Die Position ist Roggisch überaus angenehm. „Für mich ist ein kleiner Traum in Erfüllung gegangen. Ich bin wahnsinnig froh, dass ich die Chance bekommen habe, meine Erfahrungen beim DHB und den Rhein-Neckar Löwen einzubringen und dass ich weiterhin tun kann, was immer mein Hobby war und mir Spaß gemacht hat“, gibt „The Rogg“ zu. Der Weltmeister von 2007 und ehemalige Kapitän, der im vergangenen Juni aufgrund seiner stetigen Verletzungen seine Spielerkarriere in Nationalmannschaft und auch bei den Löwen beendet hat und sich seither in Verband wie Verein in den Dienst der Mannschaften stellt, arbeitet elf Monate im Jahr für die Löwen und auf dem Papier 30 Tage für die Nationalmannschaft. „Vom Kopf her sind es sicher mehr, weil ich ja auch in die Planungen eingebunden bin“, sagt Roggisch.

Der Mann, der als Profi die Defensive zusammenhielt, sieht sich nun als Bindeglied zwischen Spielern und Trainern. „Wenn die Jungs was brauchen, können sie zu mir kommen und müssen nicht wegen jeder Kleinigkeit zum Coach gehen.
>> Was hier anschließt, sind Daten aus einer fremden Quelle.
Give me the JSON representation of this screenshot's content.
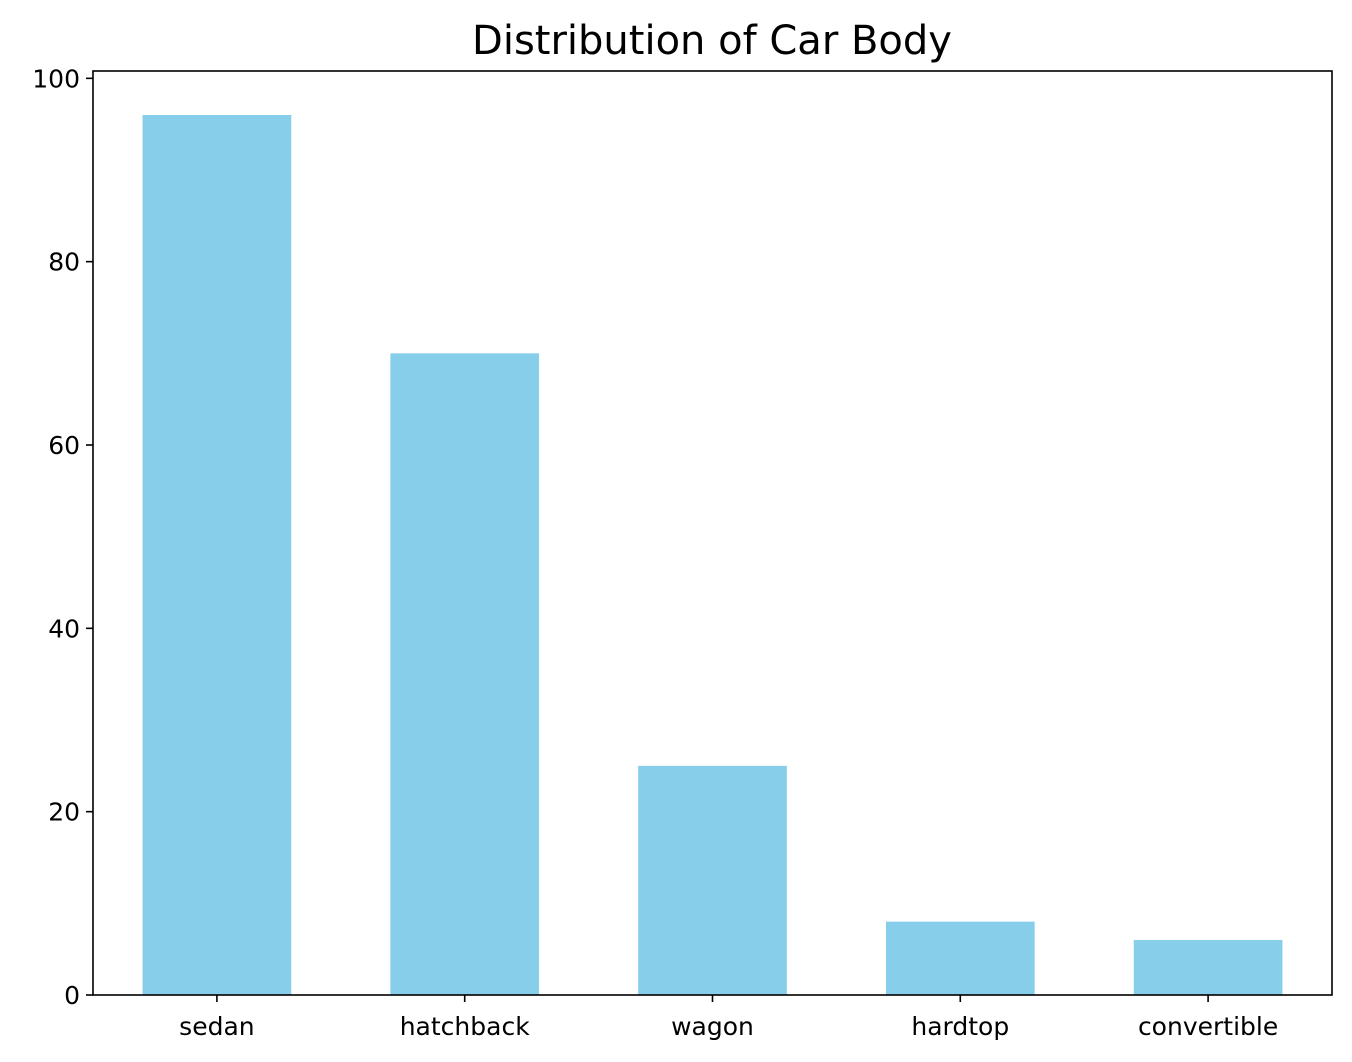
{
  "chart_data": {
    "type": "bar",
    "title": "Distribution of Car Body",
    "xlabel": "",
    "ylabel": "",
    "categories": [
      "sedan",
      "hatchback",
      "wagon",
      "hardtop",
      "convertible"
    ],
    "values": [
      96,
      70,
      25,
      8,
      6
    ],
    "ylim": [
      0,
      100.8
    ],
    "yticks": [
      0,
      20,
      40,
      60,
      80,
      100
    ],
    "grid": false,
    "legend": "none",
    "bar_color": "#87CEEB"
  }
}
Ich glaube, ich kann noch relativ gut nachempfinden, was die Jungs denken, fühlen“, sagt Roggisch. Die Nähe zu den Spielern sei da, sagt der frühere Kreisläufer bei den Bundesligisten Schutterwald, Göppingen, Essen, Magdeburg und den Rhein-Neckar Löwen und fügt wie zum Beweis und durchaus geschmeichelt hinzu, dass er im Gruppenverteiler der Spieler beim Kurzmitteilungsdienst WhatsApp sei. Andererseits ist Roggisch auch daran gelegen, in seiner neuen Funktion einen gewissen Abstand zu den bisherigen Kollegen einzuhalten. „Man muss gewisse Grenzen ziehen.“ Spielerabende seien für ihn tabu, beim Essen nehme er am Tisch der Betreuer Platz. Akzeptanz erhalte er von beiden Seiten. „Die Zusammenarbeit mit Dagur und den Co-Trainern klappt gut.“

Als der DHB mit der Personalie Roggisch vor einem Jahr an die Öffentlichkeit ging, war schnell die griffige Bezeichnung „Oli Bierhoff des Handballs“ gefunden. Der ehemalige Kapitän kann mit dem Vergleich nur bedingt etwas anfangen: „Der Fußball hat ganz andere Dimensionen. Aber die Aufgaben werden sicher ähnlich sein.“ Über mangelnde Arbeit kann er jedenfalls in Doha nicht klagen. „Ich bin gut beschäftigt. Ich spreche mit den Trainern die Ablaufpläne ab, organisiere die Fahrten in die Hallen und bin immer da, wenn ich mich einbringen kann. Ich sehe meine Aufgabe darin, alles zu tun, was rund ums Team anfällt“, erklärt der Mann für viele Fälle. Dazu gehören auch Öffentlichkeitsarbeit und seine aus Erfahrung gespeiste Einschätzung der Handball-Dinge. So wertet er die erfolgreiche Aufholjagd gegen Russland als möglichen Meilenstein. „Zu wissen, dass man einen Rückstand wegstecken kann, ist unheimlich wichtig für so eine junge Truppe“, sagt Roggisch, ehe er sich entspannt zurücklehnt auf seinem Sitz.